Is that $20 million 401(k) engagement worth all the hours you'll have to put into an RFP to win the gig?
It may be that retirement plan advisors have no other recourse since plan sponsors are increasingly relying on much dreaded requests for proposal in order to document their procurement process.
That reality, and the extremely cumbersome nature of retirement plan bidding, led Ariana Amplo to launch InHub, an online RFP tool that matches plan sponsors with advisors who can service their plans, while cutting out many of the hardships associated with the solicitation process.
Amplo, who co-founded the eRFP system with partner Kent Costello, conceived the idea based on firsthand experience in retirement plan business development.
Working for Morgan Stanley's institutional arm, Graystone Consulting, she and Costello worked on plans ranging from $20 million to $1 billion—on both the servicing and prospecting sides.
Responsible for business development, Amplo found in her seven years on the team that the "larger the plan the higher the likelihood that the investment committee would hire through an RFP," she recalled in a phone interview with ThinkAdvisor. "It was difficult and I didn't like it for many reasons."
The essential problem for the advisors was that they didn't know if it was worth their time.

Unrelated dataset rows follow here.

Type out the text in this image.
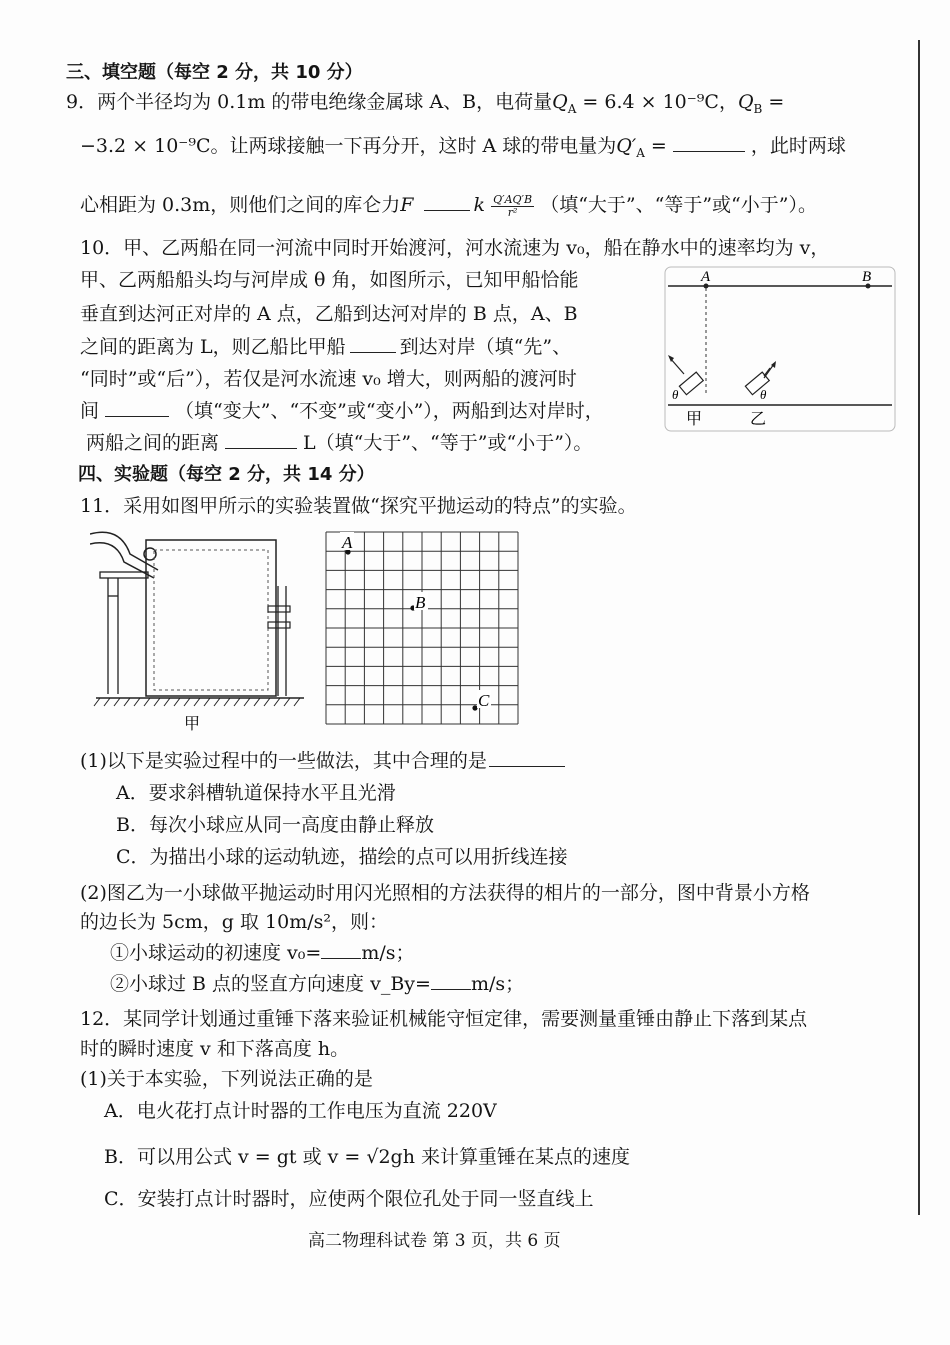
三、填空题（每空 2 分，共 10 分）
9．两个半径均为 0.1m 的带电绝缘金属球 A、B，电荷量$Q_A = 6.4 \times 10^{-9}C$，$Q_B$ =
−3.2 × 10⁻⁹C。让两球接触一下再分开，这时 A 球的带电量为$Q'_A$ =	，此时两球
心相距为 0.3m，则他们之间的库仑力F	k $\frac{Q'AQ'B}{\text{r²}}$ （填“大于”、“等于”或“小于”）。
10．甲、乙两船在同一河流中同时开始渡河，河水流速为 v₀，船在静水中的速率均为 v，
甲、乙两船船头均与河岸成 θ 角，如图所示，已知甲船恰能
垂直到达河正对岸的 A 点，乙船到达河对岸的 B 点，A、B
之间的距离为 L，则乙船比甲船	到达对岸（填“先”、
“同时”或“后”），若仅是河水流速 v₀ 增大，则两船的渡河时
间	（填“变大”、“不变”或“变小”），两船到达对岸时，
两船之间的距离	L（填“大于”、“等于”或“小于”）。
A	B
θ	θ
甲	乙
四、实验题（每空 2 分，共 14 分）
11．采用如图甲所示的实验装置做“探究平抛运动的特点”的实验。
甲
A
B
C
(1)以下是实验过程中的一些做法，其中合理的是
A．要求斜槽轨道保持水平且光滑
B．每次小球应从同一高度由静止释放
C．为描出小球的运动轨迹，描绘的点可以用折线连接
(2)图乙为一小球做平抛运动时用闪光照相的方法获得的相片的一部分，图中背景小方格
的边长为 5cm，g 取 10m/s²，则：
①小球运动的初速度 v₀= m/s；
②小球过 B 点的竖直方向速度 v_By= m/s；
12．某同学计划通过重锤下落来验证机械能守恒定律，需要测量重锤由静止下落到某点
时的瞬时速度 v 和下落高度 h。
(1)关于本实验，下列说法正确的是
A．电火花打点计时器的工作电压为直流 220V
B．可以用公式 v = gt 或 v = √2gh 来计算重锤在某点的速度
C．安装打点计时器时，应使两个限位孔处于同一竖直线上
高二物理科试卷 第 3 页，共 6 页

That is because the RFP typically revealed little about the process — "was the company really planning on making a change or just kicking the tires?" Amplo asks — yet asked hundreds of questions, including many repeated questions asked only slightly differently.
Adding to the cumulative burden, many plan sponsors would send physical RFPs, requiring the advisor to retype everything in a Word document, after which the advisor would need to print and mail an entire book, along with multiple addenda, to 7 or 11 committee members.
"Archaic," in a word, is how Amplo describes the process.
But then she observed a still more worrisome trend.
"Every year that [plan] size kept coming more and more down market; pretty soon $5 million and even $1 million 401(k) plans sent RFPs in the e-mail to compete for the plan."
There were no more mere on-site interviews for smaller accounts. In the space of just five years, Amplo and her team found that $1 million was the new $1 trillion in terms of the hoops one had to jump through to procure new accounts.
"For me, I was surprised that it came that far down market," she recalls. "I was happy that small companies were forming investment committees and understanding they did have a fiduciary responsibility to follow a prudent process; I loved that small plans were soliciting business through RFPs."
But she saw that not only was the process was onerous for advisors, but its burdens discouraged many plan sponsors and similarly ill served plan participants.
Many plan sponsors who have yet to join the RFP wave avoid doing so because they are reluctant to spend so many hours of their investment committee's time for a cumbersome manual and offline process, Amplo says.
"They may also not be hiring the best advisors because they don't know whom to invite to the process," she adds.
And worse, Amplo says the RFP hassle discourages change even when the need is pressing, with companies reasoning:
"Even though we want to change our advisor — we're having service issues, or a fee issue, or they want to hire an advisor for the first time but they don't have time to go through the RFP process properly — that's where we're trying to reduce the friction."